W moim wieku daje się np. zauważyć, że proces zużycia kory mózgowej postępuje szybciej, niżbym chciał, i efekty tego widać zarówno w pisaniu, jak i przyswajaniu różnych faktów.

Niedawno, chwaląc świetny film dokumentalny „Henio, idziemy na Widzew”, napisałem, że jego autorem jest Michał Woźniak. Byłem szczęśliwy, mogąc zrobić przyjemność człowiekowi, który zasłużył na dobrą recenzję. Poruszony felietonem reżyser bardzo mi w e-mailu podziękował, dodał jedynie na koniec, że wprawdzie na imię rzeczywiście ma Michał, ale na nazwisko Jóźwiak.

Rozmawiałem z nim osobiście i przez telefon, przede mną leżała jego wizytówka, po czym palnąłem gafę. Po czymś takim mam się ochotę pod stół schować. Tym bardziej że pod felietonem już znalazł się wpis czytelnika, nawet nie sugerujący, ale stwierdzający wprost moje upośledzenie umysłowe.

Dotychczas takie komentarze powodowały moją złość i gasiły zapał do pisania. Ale dziś już taki kategoryczny nie jestem, bo czy ktoś, kto myli jedno popularne polskie nazwisko z drugim, ma prawo wytykać czytelnikowi ignorancję i brak logiki?

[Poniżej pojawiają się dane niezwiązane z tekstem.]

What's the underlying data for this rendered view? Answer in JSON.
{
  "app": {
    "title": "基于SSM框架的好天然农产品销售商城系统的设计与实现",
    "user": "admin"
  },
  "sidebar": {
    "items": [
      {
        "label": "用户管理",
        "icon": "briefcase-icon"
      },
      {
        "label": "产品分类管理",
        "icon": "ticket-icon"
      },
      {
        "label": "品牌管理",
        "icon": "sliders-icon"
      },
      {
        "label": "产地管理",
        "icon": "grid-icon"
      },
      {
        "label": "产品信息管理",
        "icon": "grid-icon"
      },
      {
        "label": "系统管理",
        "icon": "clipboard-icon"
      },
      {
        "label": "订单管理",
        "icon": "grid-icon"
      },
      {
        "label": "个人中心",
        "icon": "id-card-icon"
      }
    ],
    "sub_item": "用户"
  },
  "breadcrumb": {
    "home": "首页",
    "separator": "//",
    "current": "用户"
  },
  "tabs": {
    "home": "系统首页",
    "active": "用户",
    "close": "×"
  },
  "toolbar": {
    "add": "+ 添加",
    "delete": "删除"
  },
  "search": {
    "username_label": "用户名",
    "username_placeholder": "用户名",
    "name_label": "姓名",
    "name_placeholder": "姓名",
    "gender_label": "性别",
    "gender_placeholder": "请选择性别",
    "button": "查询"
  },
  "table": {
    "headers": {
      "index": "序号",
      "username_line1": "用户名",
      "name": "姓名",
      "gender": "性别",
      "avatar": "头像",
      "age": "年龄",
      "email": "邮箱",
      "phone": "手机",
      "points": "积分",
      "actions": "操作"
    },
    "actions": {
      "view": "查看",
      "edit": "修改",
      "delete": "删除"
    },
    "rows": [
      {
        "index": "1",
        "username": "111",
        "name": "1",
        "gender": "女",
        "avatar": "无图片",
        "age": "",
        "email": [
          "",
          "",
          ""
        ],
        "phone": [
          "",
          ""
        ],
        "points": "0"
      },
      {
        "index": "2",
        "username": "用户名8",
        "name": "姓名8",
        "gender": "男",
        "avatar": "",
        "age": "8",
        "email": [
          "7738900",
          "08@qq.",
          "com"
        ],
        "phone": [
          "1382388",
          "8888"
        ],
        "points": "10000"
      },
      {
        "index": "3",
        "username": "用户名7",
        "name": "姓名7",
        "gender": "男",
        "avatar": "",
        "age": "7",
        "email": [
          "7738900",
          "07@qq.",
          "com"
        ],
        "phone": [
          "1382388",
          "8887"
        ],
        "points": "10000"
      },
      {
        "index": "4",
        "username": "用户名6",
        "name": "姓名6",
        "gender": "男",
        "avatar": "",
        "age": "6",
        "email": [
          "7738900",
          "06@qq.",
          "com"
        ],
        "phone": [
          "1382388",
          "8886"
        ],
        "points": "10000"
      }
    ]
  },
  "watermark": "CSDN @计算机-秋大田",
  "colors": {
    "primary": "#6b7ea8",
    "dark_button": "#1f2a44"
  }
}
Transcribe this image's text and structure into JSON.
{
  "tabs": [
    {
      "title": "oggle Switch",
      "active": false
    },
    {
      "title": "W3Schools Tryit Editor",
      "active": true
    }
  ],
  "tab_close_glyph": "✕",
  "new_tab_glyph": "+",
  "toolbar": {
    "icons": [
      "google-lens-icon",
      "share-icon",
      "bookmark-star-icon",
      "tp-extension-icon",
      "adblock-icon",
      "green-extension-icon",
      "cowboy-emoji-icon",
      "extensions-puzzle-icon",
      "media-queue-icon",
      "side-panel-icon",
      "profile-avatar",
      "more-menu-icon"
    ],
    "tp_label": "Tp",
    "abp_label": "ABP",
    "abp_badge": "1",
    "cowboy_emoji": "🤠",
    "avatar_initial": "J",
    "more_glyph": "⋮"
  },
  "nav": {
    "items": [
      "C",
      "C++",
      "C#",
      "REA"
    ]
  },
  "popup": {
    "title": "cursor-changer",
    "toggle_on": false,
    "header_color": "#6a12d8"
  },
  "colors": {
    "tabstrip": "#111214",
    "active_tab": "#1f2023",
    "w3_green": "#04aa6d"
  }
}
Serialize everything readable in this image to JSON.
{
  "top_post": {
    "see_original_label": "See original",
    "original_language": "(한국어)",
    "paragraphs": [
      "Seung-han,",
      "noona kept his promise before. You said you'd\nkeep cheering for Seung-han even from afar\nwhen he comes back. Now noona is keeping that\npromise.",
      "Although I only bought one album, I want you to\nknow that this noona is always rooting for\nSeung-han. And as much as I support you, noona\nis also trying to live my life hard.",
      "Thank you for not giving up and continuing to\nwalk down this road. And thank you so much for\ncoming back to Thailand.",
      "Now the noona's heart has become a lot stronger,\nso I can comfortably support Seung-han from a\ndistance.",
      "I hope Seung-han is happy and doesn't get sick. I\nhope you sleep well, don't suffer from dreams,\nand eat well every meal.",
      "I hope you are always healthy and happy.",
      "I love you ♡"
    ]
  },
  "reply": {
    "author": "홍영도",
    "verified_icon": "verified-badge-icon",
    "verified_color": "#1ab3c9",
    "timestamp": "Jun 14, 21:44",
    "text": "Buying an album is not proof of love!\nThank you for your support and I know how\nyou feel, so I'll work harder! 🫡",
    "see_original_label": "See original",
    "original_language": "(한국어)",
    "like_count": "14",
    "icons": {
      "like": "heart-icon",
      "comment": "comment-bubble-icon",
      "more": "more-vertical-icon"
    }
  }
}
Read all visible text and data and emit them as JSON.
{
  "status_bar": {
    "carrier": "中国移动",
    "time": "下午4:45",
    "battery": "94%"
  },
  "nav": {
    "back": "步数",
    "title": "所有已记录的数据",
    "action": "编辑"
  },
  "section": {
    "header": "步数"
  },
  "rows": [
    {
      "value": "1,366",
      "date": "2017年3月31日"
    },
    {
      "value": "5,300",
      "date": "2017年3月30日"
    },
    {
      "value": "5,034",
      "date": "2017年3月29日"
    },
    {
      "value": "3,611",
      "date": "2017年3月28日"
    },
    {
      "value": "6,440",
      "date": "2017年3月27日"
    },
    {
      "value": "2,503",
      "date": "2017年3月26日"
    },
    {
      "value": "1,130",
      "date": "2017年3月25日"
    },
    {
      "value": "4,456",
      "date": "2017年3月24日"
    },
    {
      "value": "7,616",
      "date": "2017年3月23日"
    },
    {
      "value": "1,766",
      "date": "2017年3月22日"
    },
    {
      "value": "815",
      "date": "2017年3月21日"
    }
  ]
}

To niejedyny powód do smutku i refleksji. Ostatnio przeczytałem, że Sebastian Madera przedłużył kontrakt z Widzewem. A ja nie miałem pojęcia, że wcześniej tam grał. Jakby tego było mało, na znanym portalu futbolowym zamieszczono informację pod tytułem „Księżyc piłkarzem Puszczy”. I znów ciemność widzę. Okazuje się, że Księżyc to doświadczony obrońca grający ostatnio w Kolejarzu Stróże. Przeszedł do Puszczy Niepołomice, a ja nic o tym nie wiedziałem. Dobrze, że rok 2010 już się skończył. W nowym będę pisał pod pseudonimem.